An update on my 'Stress Life'

Stress is something that no matter who we are we will always encounter at some point or another in life. For some people stress can be a constant in their life and for others it can be very rare. For me stress is a constant thing, that no matter how hard I try to not be stressed, I always am. I find myself constantly taking breaks from work and everything because I am stressed, and then I find myself even more stressed because I have so much to do and if I take breaks I am not getting anything done. It's like a constant battle with myself in which I can only loose. This obviously isn't healthy and it may be down to the fact that I work myself too hard, and I push myself further than I can go.

Most people take 4 AS levels in year 12, like me. However, most people can cope with 4 AS levels, I on the other hand cannot. For AS levels I have taken Theatre Studies, English Literature, Religious Studies and Photography. At the beginning of the year I loved all of my AS levels but since then I have been achieving really low grades when I know I'm capable of more. The reason I am failing is because all of my subjects excluding Religious Studies are all very time consuming subjects, Photography more then the others. I find myself not having a moment to think anymore and all I seem to be doing is work work work. I spend most my time stressing over Photography and working probably 10000000x harder than anyone else in College, all for a subject which at the end of the day isn't worth it. Yes I can get UCAS points from it but the way I see it is that if I didn't do Photography I would make up for those lost UCAS points by achieving more in my other subjects which I actually need in the future. I have realised that my main cause of stress in my life is being caused by something that I don't actually need and wont gain anything from in the future.

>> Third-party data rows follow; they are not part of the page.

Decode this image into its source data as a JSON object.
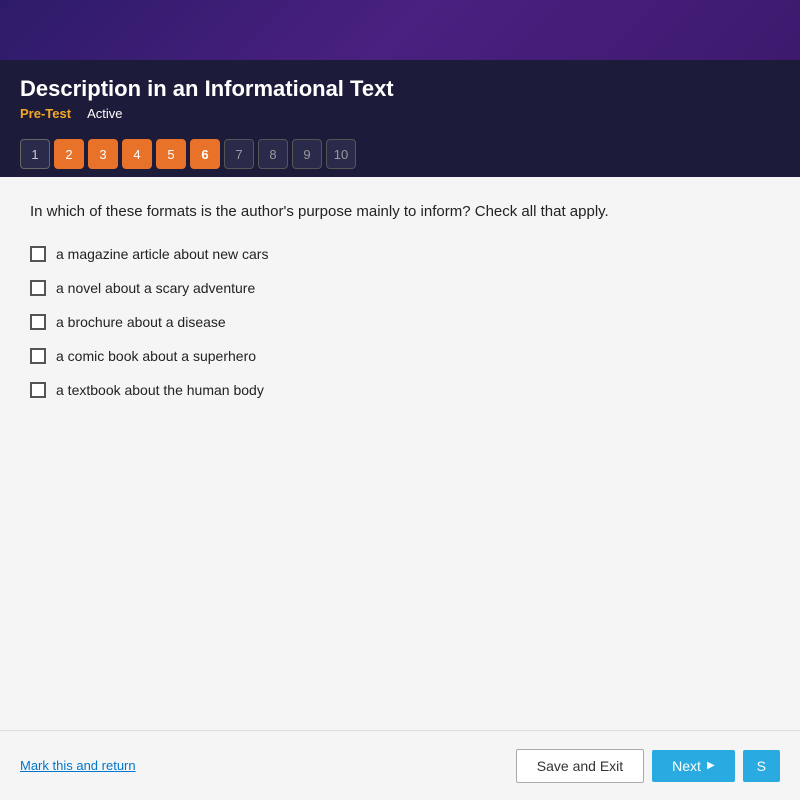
{
  "top_bar": {},
  "header": {
    "title": "Description in an Informational Text",
    "pre_test_label": "Pre-Test",
    "active_label": "Active"
  },
  "pagination": {
    "pages": [
      {
        "num": "1",
        "state": "available"
      },
      {
        "num": "2",
        "state": "completed"
      },
      {
        "num": "3",
        "state": "completed"
      },
      {
        "num": "4",
        "state": "completed"
      },
      {
        "num": "5",
        "state": "completed"
      },
      {
        "num": "6",
        "state": "active"
      },
      {
        "num": "7",
        "state": "disabled"
      },
      {
        "num": "8",
        "state": "disabled"
      },
      {
        "num": "9",
        "state": "disabled"
      },
      {
        "num": "10",
        "state": "disabled"
      }
    ]
  },
  "question": {
    "text": "In which of these formats is the author's purpose mainly to inform? Check all that apply.",
    "options": [
      {
        "id": "opt1",
        "label": "a magazine article about new cars",
        "checked": false
      },
      {
        "id": "opt2",
        "label": "a novel about a scary adventure",
        "checked": false
      },
      {
        "id": "opt3",
        "label": "a brochure about a disease",
        "checked": false
      },
      {
        "id": "opt4",
        "label": "a comic book about a superhero",
        "checked": false
      },
      {
        "id": "opt5",
        "label": "a textbook about the human body",
        "checked": false
      }
    ]
  },
  "footer": {
    "mark_return_label": "Mark this and return",
    "save_exit_label": "Save and Exit",
    "next_label": "Next",
    "skip_label": "S"
  }
}
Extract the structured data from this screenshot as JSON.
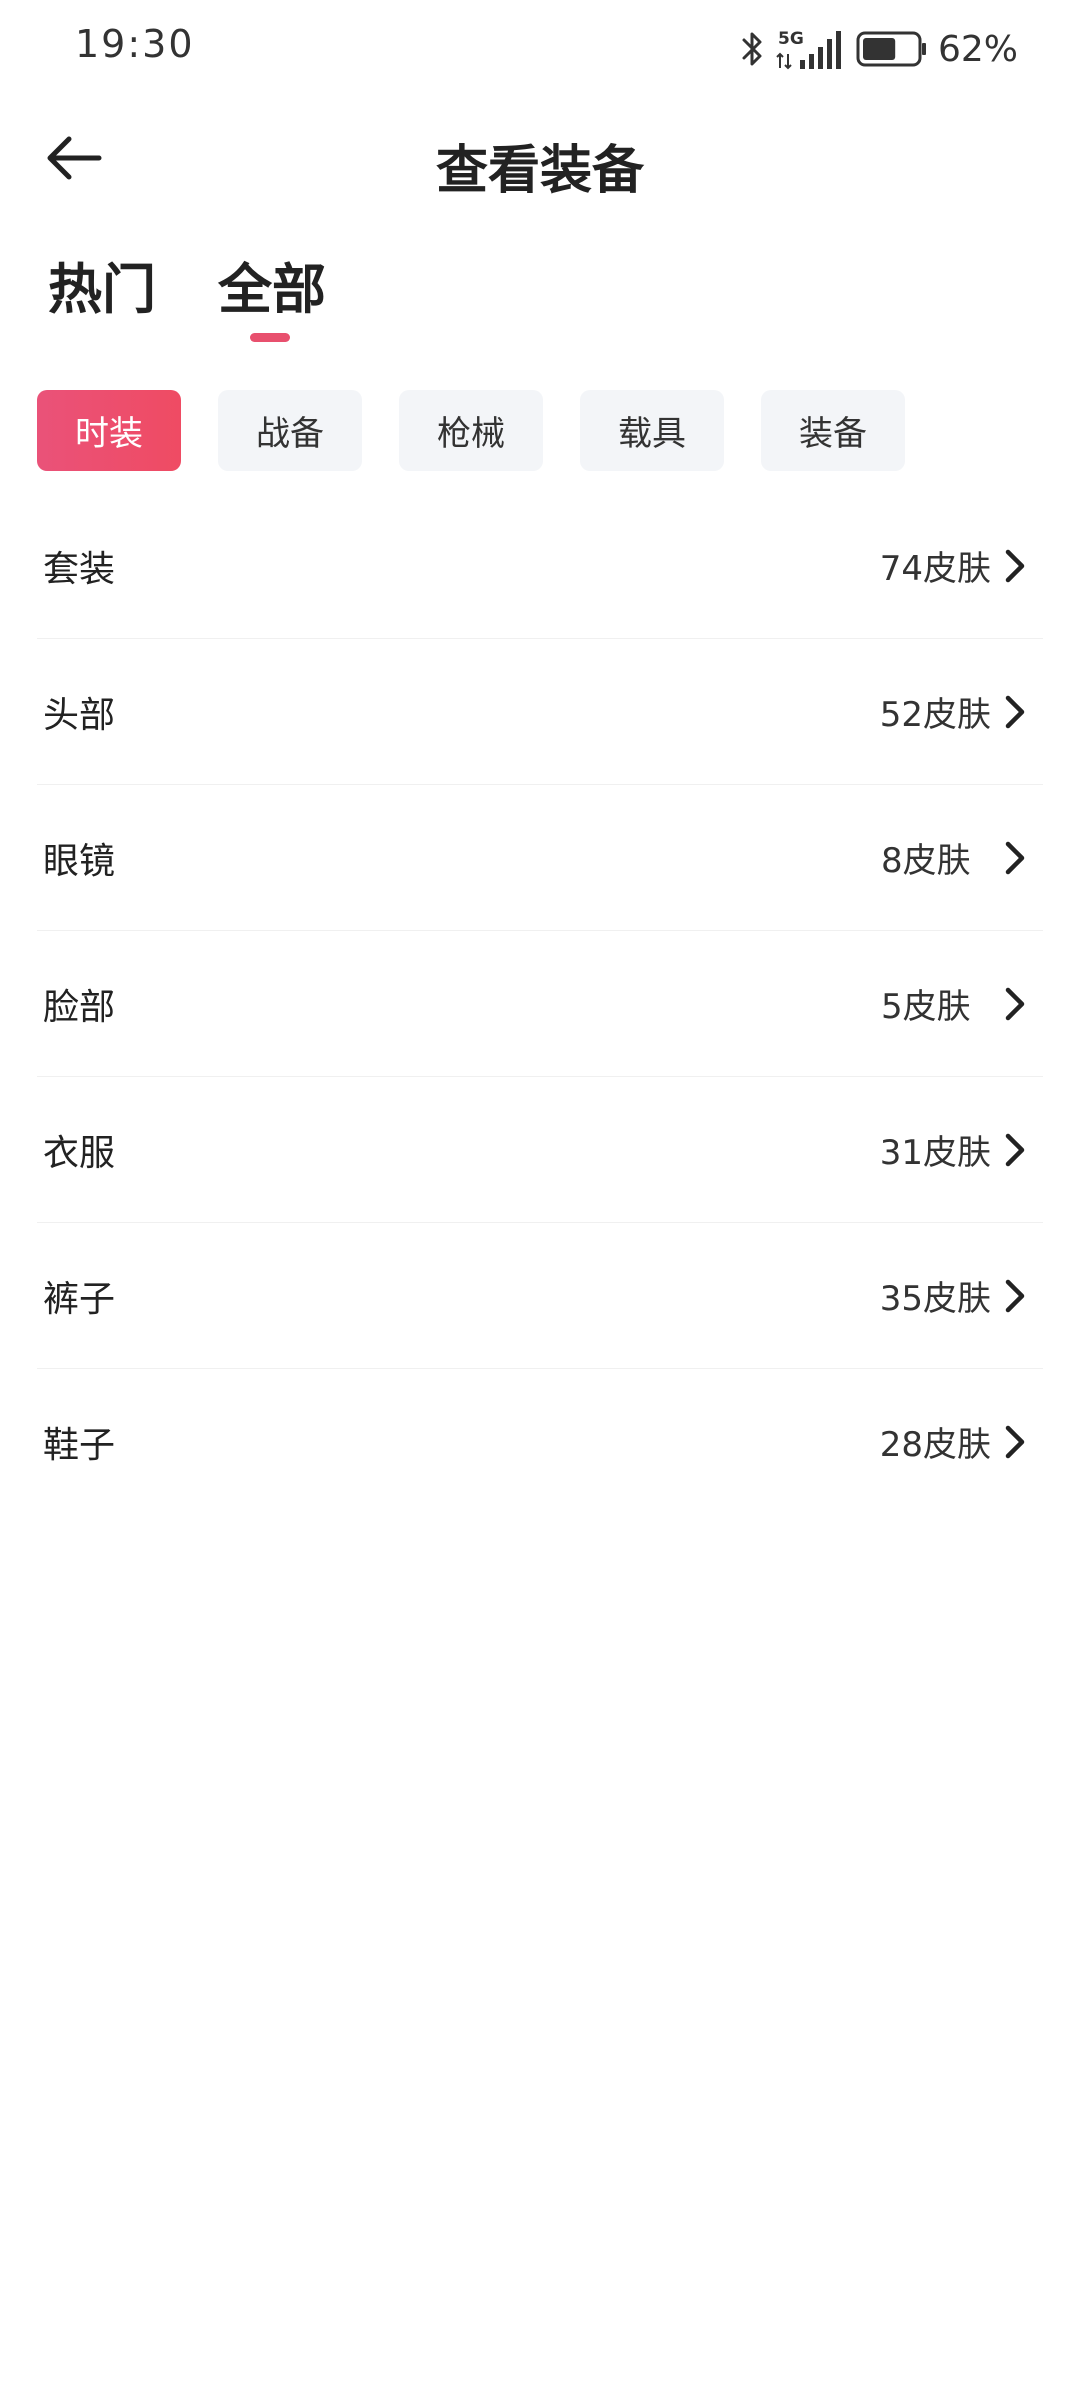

I feel as though if I were to drop Photography as an AS level now then I would have 5 extra hours to revise for my other subjects, which would take me up about 2 grades and would be valued more in the future, rather than staying with something that causes me so much stress and will result in me achieving C's, D's and E's in my subjects when I know I am capable of achieving A's and B's.

I also find that when I am stressed about things even the smallest of things can upset me and cause me even more stress. Things like small unimportant disagreements within friendship groups, not being able to sleep and being constantly tired. I find it so hard to concentrate and fully focus on things when I'm stressed about something or other because the stress occupies my mind.

Apologies for my little rant about stress, maybe some of you can relate to me?

Love Joanna

xxx

Saturday 1 March 2014

Fear.

Fear. What is fear? Fear is the anxiety that builds up inside you. Everyone suffers from fear, some more severely than others, but there is no escaping fear. 

Over the years my fears have built up and become worse and worse. I have an extreme fear of fire - to the point I still have nightmares about fire. Although the thing I am most fearful of is fire, it doesn't effect me as badly as other things I fear as fire is something I'm less likely to encounter. 

I do however have a fear of being on my own and being vulnerable, I'm a 17 year old girl who is very small and weak and would be useless in defending herself. I become 1000000x more aware of everything when I'm on my own, and I begin to become really panicky to the point its hard for me to breathe. If a van drives past me I panic even more (I blame that fear on Chitty Chitty bang bang's child catcher). 

Although fear has a tight hold of my life, when I am panicked and alone and scared I focus my mind on a psalm and I say it to myself over and over again, I pray that psalm and I feel God's peace being laid upon me. The psalm says "the LORD is my light and my salvation, of whom shall I fear, the LORD is the stronghold of my life, of whom shall I be afraid. When evil men advance against me they will stumble and fall" 

I hope this verse can help and encourage those of you who suffer with fear.